Листян, осмелев немного (все же ее не ругают, не принуждают ни к чему, даже вроде бы поняли), качает головой. Не получится. Не хочет она Нарана.

— Жизнь длинная, дочка. Никогда не знаешь, из какого колодца пить придется. Кстати, что варишь? Кашу? Угостишь?

— Конечно, почтенный, садись у очага, — засуетилась девушка. — Сейчас тебе миску принесу.

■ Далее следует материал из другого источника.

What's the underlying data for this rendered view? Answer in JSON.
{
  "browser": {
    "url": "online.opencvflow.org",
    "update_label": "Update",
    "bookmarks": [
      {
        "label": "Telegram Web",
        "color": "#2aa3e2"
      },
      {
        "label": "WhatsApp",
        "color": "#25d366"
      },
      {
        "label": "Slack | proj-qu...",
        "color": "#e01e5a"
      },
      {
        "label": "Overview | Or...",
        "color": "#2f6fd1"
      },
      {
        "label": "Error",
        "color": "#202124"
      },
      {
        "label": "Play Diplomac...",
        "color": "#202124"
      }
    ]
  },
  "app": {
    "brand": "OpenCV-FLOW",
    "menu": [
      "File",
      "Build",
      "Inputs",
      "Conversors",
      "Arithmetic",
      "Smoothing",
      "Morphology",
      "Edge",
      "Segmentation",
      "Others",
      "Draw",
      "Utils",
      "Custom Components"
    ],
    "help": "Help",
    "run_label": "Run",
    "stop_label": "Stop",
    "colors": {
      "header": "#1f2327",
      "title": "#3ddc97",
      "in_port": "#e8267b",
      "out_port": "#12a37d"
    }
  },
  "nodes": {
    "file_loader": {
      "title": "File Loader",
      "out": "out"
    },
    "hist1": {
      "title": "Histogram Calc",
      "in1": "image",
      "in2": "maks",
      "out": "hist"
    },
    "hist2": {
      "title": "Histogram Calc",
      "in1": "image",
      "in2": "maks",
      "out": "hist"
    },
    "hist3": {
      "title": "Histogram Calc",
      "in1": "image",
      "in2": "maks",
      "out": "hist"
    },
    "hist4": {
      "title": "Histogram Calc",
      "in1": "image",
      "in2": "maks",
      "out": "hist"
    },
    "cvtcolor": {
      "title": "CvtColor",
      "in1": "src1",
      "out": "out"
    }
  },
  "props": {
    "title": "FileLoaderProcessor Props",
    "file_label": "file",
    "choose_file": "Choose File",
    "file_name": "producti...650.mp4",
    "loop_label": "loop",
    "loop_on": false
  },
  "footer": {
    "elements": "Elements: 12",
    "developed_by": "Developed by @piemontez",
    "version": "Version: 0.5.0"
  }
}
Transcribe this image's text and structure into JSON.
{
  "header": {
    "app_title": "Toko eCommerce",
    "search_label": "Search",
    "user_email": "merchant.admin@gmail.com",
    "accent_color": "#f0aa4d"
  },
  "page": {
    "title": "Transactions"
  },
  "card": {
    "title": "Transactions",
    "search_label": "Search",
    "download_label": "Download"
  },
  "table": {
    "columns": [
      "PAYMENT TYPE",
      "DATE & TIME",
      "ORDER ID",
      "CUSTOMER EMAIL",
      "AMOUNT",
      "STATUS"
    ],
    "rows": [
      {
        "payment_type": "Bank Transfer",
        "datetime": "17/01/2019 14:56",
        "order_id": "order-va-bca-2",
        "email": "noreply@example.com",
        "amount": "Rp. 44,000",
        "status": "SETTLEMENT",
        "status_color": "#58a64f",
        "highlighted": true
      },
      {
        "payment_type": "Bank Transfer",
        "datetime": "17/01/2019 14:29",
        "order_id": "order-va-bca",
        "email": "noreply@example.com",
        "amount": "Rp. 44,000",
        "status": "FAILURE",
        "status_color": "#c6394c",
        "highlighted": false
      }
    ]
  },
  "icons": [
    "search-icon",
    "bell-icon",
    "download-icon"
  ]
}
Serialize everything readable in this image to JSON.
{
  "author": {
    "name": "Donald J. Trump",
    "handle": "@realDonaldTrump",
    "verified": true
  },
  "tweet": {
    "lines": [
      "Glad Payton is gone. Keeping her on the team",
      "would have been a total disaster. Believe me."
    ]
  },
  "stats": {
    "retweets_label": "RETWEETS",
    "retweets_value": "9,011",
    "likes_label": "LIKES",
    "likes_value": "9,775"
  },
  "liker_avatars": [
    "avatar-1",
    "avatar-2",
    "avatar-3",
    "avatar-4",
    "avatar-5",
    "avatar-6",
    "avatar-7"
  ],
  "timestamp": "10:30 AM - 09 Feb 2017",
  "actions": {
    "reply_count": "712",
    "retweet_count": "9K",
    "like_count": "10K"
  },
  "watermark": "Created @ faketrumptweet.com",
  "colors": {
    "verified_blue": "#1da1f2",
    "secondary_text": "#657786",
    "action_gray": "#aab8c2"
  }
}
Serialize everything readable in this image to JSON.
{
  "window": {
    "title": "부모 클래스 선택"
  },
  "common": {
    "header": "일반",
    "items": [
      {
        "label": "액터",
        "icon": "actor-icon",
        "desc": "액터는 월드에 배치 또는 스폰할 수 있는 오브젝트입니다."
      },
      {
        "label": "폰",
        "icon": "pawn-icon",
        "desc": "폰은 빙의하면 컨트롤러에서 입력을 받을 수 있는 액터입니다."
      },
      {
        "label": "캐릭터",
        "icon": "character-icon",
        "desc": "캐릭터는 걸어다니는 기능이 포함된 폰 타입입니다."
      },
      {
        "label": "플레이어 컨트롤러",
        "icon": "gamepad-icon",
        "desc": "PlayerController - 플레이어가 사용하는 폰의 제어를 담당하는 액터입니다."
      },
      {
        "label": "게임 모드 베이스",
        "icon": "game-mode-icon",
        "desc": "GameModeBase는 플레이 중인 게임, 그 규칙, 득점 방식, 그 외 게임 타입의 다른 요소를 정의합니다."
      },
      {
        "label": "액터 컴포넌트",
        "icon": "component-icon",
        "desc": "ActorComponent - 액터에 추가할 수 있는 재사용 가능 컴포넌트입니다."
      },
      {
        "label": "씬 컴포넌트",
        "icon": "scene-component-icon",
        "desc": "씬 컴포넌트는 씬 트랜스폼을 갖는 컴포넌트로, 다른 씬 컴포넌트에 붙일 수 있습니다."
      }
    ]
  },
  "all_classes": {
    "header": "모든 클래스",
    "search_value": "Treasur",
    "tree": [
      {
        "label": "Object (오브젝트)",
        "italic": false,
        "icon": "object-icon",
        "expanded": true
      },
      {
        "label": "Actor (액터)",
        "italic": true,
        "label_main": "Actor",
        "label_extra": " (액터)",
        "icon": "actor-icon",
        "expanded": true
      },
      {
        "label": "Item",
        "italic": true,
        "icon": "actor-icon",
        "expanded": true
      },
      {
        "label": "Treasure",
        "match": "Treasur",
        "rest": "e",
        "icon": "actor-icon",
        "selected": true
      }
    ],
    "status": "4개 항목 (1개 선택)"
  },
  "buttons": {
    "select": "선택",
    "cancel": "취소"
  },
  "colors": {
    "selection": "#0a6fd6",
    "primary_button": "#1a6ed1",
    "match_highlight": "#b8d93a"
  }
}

А ведь и правда — у Нурхан-гуая никого нет в стане. Сын один и был, да и то, говорят, приемный. Раньше-то он с ханом Тавегеем котел делил, а теперь как живет? Воины, они, конечно, сами о себе позаботиться могут, но ведь и женская рука лишней не будет.

Листян даже застыдилась — а ведь Нурхан-гуай, наверняка, ждал, что жена его сына и об отце своего мужа позаботится, а вот как вышло. Нет у сына ни жены, ни невесты.

Поглядывая на старика, варила кашу, уже не сердясь на Дженну и ее приказы, и первую миску подала отцу Нарана. Не выдержала, полюбопытствовала:

— Кто тебе очаг зажигает, почтенный? Кто помогает в шатре?

— Наран раньше помогал, — пожал плечами мужчина. — Он и готовил. Ох! Ты ведь не думаешь, что я настолько немощен, что не смогу себе похлебки сварить?

— Я думаю, Нурхан-гуай, что тебе не до похлебки, — сдвинула черные брови Листян. — У тебя других забот хватает. И вот что — приходи к нам теперь на обед. Ты — побратим моего отца, стало быть — дядька мне и Баяру, дед нашим детям. Так правильно будет. Не отказывайся, обижусь.

И руки в бока уперла, сверкая вишневыми своими глазами.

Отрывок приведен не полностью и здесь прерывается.